Seaweed Lie algebras are a natural generalisation of parabolic subalgebras of reductive Lie algebras. A well-known theorem of Richardson says that the adjoint action of a parabolic group has a dense open orbit in the nilpotent radical of its Lie algebra (Richardson, Bull. Lond. Math. Soc. 6 (1974) 21–24.). Elements in the open orbit are called Richardson elements. In (Jensen, Su and Yu, Bull. Lond. Math. Soc. 42 (2009) 1–15.) together with Yu, we generalised Richardson's Theorem and showed that Richardson elements exist for seaweed Lie algebras of type A. Using GAP, we checked that Richardson elements exist for all exceptional simple Lie algebras except E₈, where we found a counterexample.

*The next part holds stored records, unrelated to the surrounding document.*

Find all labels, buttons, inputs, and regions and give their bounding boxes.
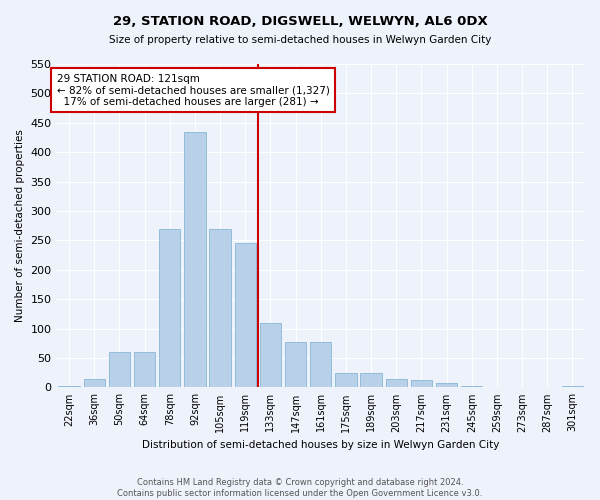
- Y-axis label: Number of semi-detached properties: Number of semi-detached properties: [15, 130, 25, 322]
- Bar: [184, 132, 206, 388]
- Bar: [159, 228, 181, 388]
- X-axis label: Distribution of semi-detached houses by size in Welwyn Garden City: Distribution of semi-detached houses by …: [142, 440, 499, 450]
- Bar: [436, 382, 457, 388]
- Bar: [536, 387, 558, 388]
- Bar: [260, 322, 281, 388]
- Bar: [209, 228, 231, 388]
- Bar: [361, 372, 382, 388]
- Bar: [109, 352, 130, 388]
- Bar: [134, 352, 155, 388]
- Bar: [461, 386, 482, 388]
- Bar: [310, 342, 331, 388]
- Bar: [235, 244, 256, 388]
- Bar: [486, 387, 508, 388]
- Bar: [58, 386, 80, 388]
- Bar: [562, 386, 583, 388]
- Bar: [83, 378, 105, 388]
- Bar: [335, 372, 356, 388]
- Bar: [511, 387, 533, 388]
- Text: Contains HM Land Registry data © Crown copyright and database right 2024.
Contai: Contains HM Land Registry data © Crown c…: [118, 478, 482, 498]
- Bar: [386, 378, 407, 388]
- Text: 29, STATION ROAD, DIGSWELL, WELWYN, AL6 0DX: 29, STATION ROAD, DIGSWELL, WELWYN, AL6 …: [113, 15, 487, 28]
- Bar: [285, 342, 307, 388]
- Bar: [411, 380, 432, 388]
- Text: Size of property relative to semi-detached houses in Welwyn Garden City: Size of property relative to semi-detach…: [109, 35, 491, 45]
- Text: 29 STATION ROAD: 121sqm
← 82% of semi-detached houses are smaller (1,327)
  17% : 29 STATION ROAD: 121sqm ← 82% of semi-de…: [56, 74, 329, 107]
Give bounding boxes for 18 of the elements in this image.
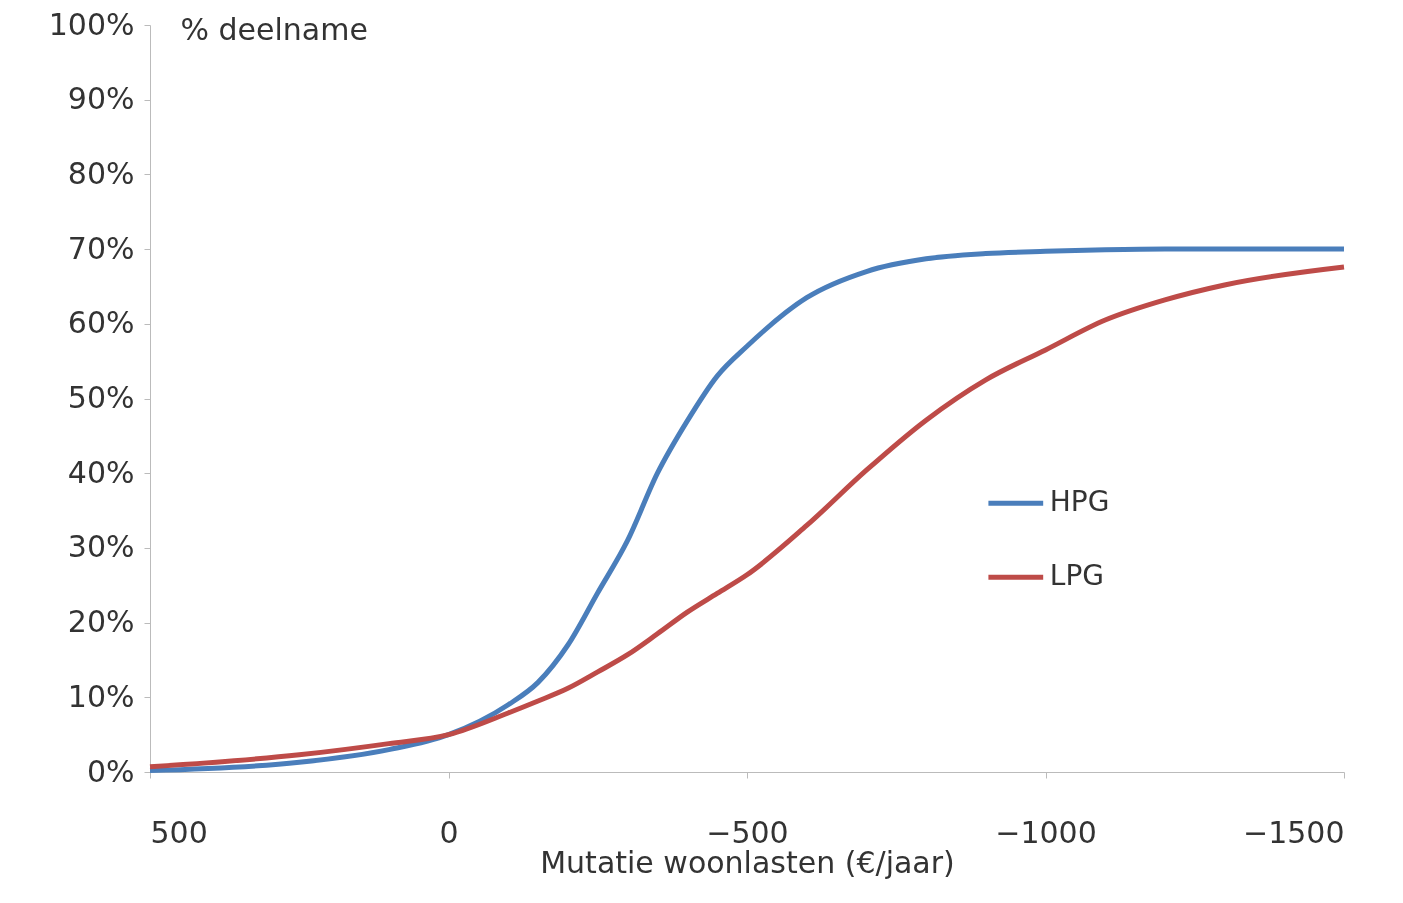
y-axis-title: % deelname	[180, 11, 368, 47]
y-tick-label: 40%	[67, 454, 135, 490]
x-tick-label: 0	[439, 814, 459, 850]
y-tick-label: 30%	[67, 529, 135, 565]
x-tick-label: 500	[150, 814, 208, 850]
y-tick-label: 80%	[67, 155, 135, 191]
legend-label: LPG	[1049, 559, 1104, 593]
y-tick-label: 60%	[67, 305, 135, 341]
y-tick-label: 50%	[67, 380, 135, 415]
y-tick-label: 20%	[67, 604, 135, 640]
y-tick-label: 70%	[67, 230, 135, 266]
y-tick-label: 90%	[67, 81, 135, 117]
x-tick-label: −1500	[1243, 814, 1345, 850]
legend-label: HPG	[1049, 485, 1110, 519]
y-tick-label: 0%	[86, 753, 135, 789]
y-tick-label: 100%	[48, 6, 135, 42]
y-tick-label: 10%	[67, 678, 135, 714]
x-tick-label: −1000	[995, 814, 1097, 850]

In this paper, we complete the story on Richardson elements for seaweed Lie algebras of finite type, by showing that they exist for any seaweed Lie algebra of type B, C and D. By decomposing a seaweed Lie algebra into a sum of subalgebras and analysing their stabilisers, we obtain a sufficient condition for the existence of Richardson elements. The sufficient condition is then verified using quiver representation theory. More precisely, using the categorical construction of Richardson elements in type A, we prove that the sufficient condition is satisfied for all seaweed Lie algebras of type B, C and D, except in two special cases, where we give a direct proof.